Pourquoi est-ce que le fait que Donald Trump n'aille pas à ce foutu dîner de presse est un réel problème?

Depuis 1921, les présidents des États-Unis d'Amérique se rendent au White House Correspondent's Association dinner (à quelques exceptions près). Ce serait le 101è cette année, et cela faisait 36 ans que le président des États-Unis n'avait pas manqué cet évènement et le dernier avait une bonne raison. Ce coup-ci, Donald Trump, sans aucune raison particulière, a annoncé qu'il ne ramènerait pas sa fraise. Et c'est inquiétant, parce que c'est symbolique. 

Des fracas, des fracas, et encore des fracas: petit résumé de la présidence ou en tout cas de la communication de Trump. Ce week-end, il a encore fait fort. Il a annoncé qu'il n'irait pas au dîner de l'Association des correspondants de la Maison-Blanche. Et c'est un petit peu grave en fait.

"Je n'assisterai pas au dîner de l'Association des correspondants cette année. Le meilleur pour tous et passez une bonne soirée" a tweeté Trump. On aurait presqu'envie d'ajouter: "allez, bisous hein". Le président des États-Unis nie un truc auquel vont les présidents depuis 100 ans.

Traditionnel et symbolique

Le gala de l'Association des correspondants de la Maison-Blanche, c'est un peu comme un gros bal de promo, avec plein de paillettes, plein de stars et puis surtout plein de journalistes et... wait! Accessoirement le président des États-Unis aussi. Au cours de la soirée, les journalistes reçoivent des prix, il y a des discours, etc. Parfois aussi, la soirée se clôture par un petit sketch sur le président, et c'est parfois même le président lui-même qui fait une petite tirade d'autodérision. Enfin, bref! Ronald Reagan n'avait pas été en 1981, mais il avait une bonne excuse. Il venait de se faire tirer dessus en mode tentative d'assassinat et tout et tout. Et le dernier président à ne pas avoir été à ce fameux dîner était et Richard Nixon en 1972. Il avait dit qu'il n'irait pas, et il n'a pas été. À l'époque, le chief of staff de Nixon avait déclaré: "the press is your enemy". Ce qui fait pas mal échos à ce que Trump a déballé dans les médias la semaine passée. Car selon lui la presse est "the enemy of the American people". Bref, pas le meilleur des signaux donc...

Timing pas dingue

Son annonce arrive au même moment où ses relations avec les médias traditionnels sont plus pourries que jamais. Ses tweets à répétition contre les médias, on s'y est accommodé. Trump et la Maison Blanche accusent certains médias d'être un "parti d'opposition" et de dire des choses complètement fausses dans leurs pages. Hier, Trump a carrément banni le New York Times, le Guardian, CNN du briefing quotidien. Une chose qu'on peut vraiment qualifier de jamais vu et surtout, pas très démocratique.

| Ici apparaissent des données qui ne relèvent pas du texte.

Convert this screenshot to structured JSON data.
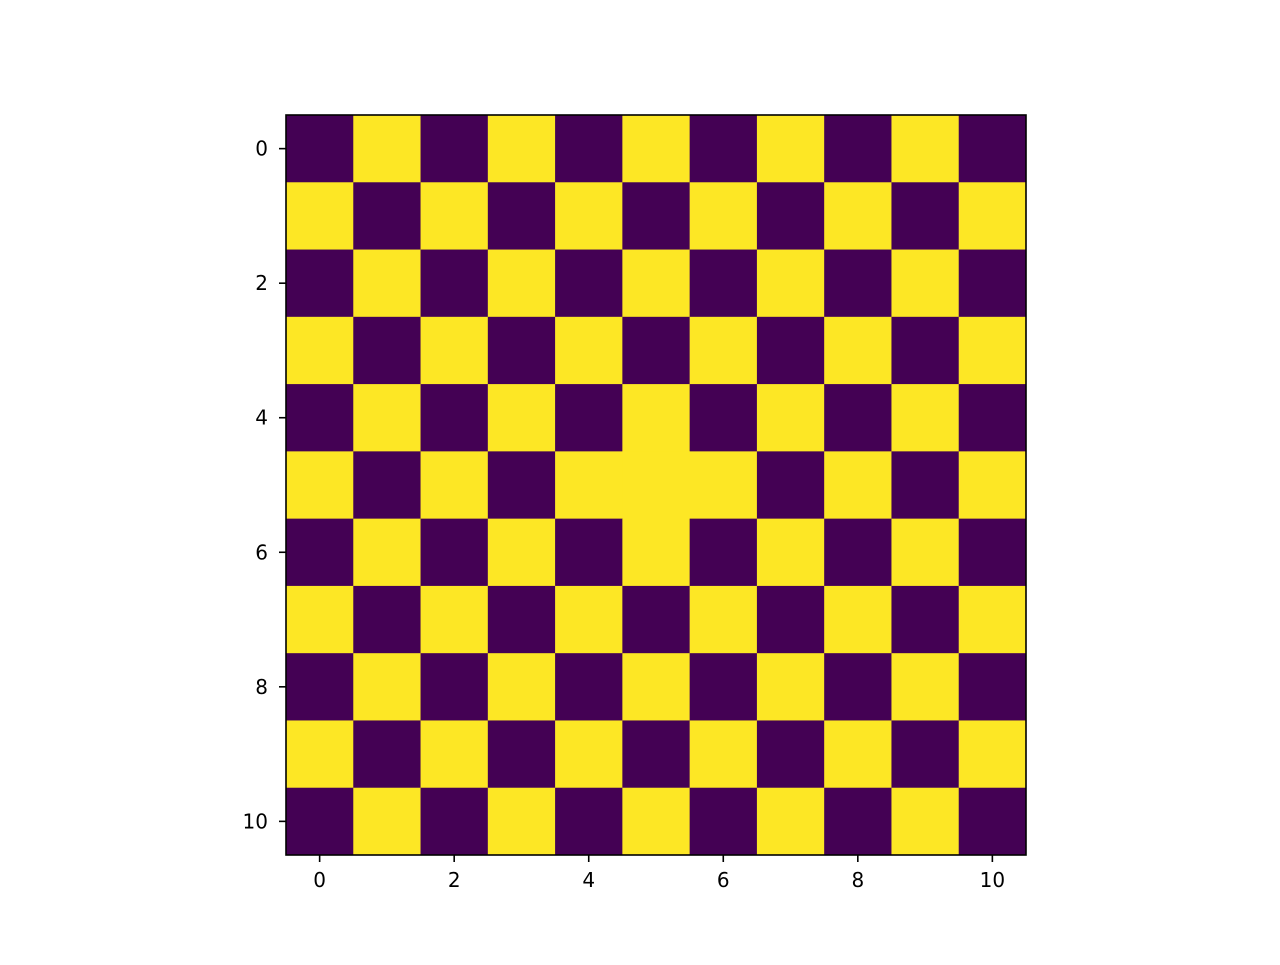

Et c'est justement à ce moment-là que Trump décide d'annoncer qu'il n'irait pas au dîner des correspondants de la Maison Blanche. Pour le New York Times, il s'agit là d'"une insulte aux idéaux de la présidence". Le Los Angeles Times n'y va lui pas de main morte et écrit dans ses pages: «Trump a laissé entrevoir une vision autoritaire inquiétante de la présidence (...); punir des organisations qui publient des articles critiques sur le président tombe exactement dans cette catégorie».

L'Association des correspondants de la Maison Blanche a réagi en force à cette annonce et a déclaré dans un mail que le dîner aurait lieu avec ou sans Donald Trump. "Le dîner a été et continuera d'être la célébration du Premier Amendement et le rôle important joué par une presse indépendante dans une république saine", a déclaré Jeff Mason, le président de l'Association.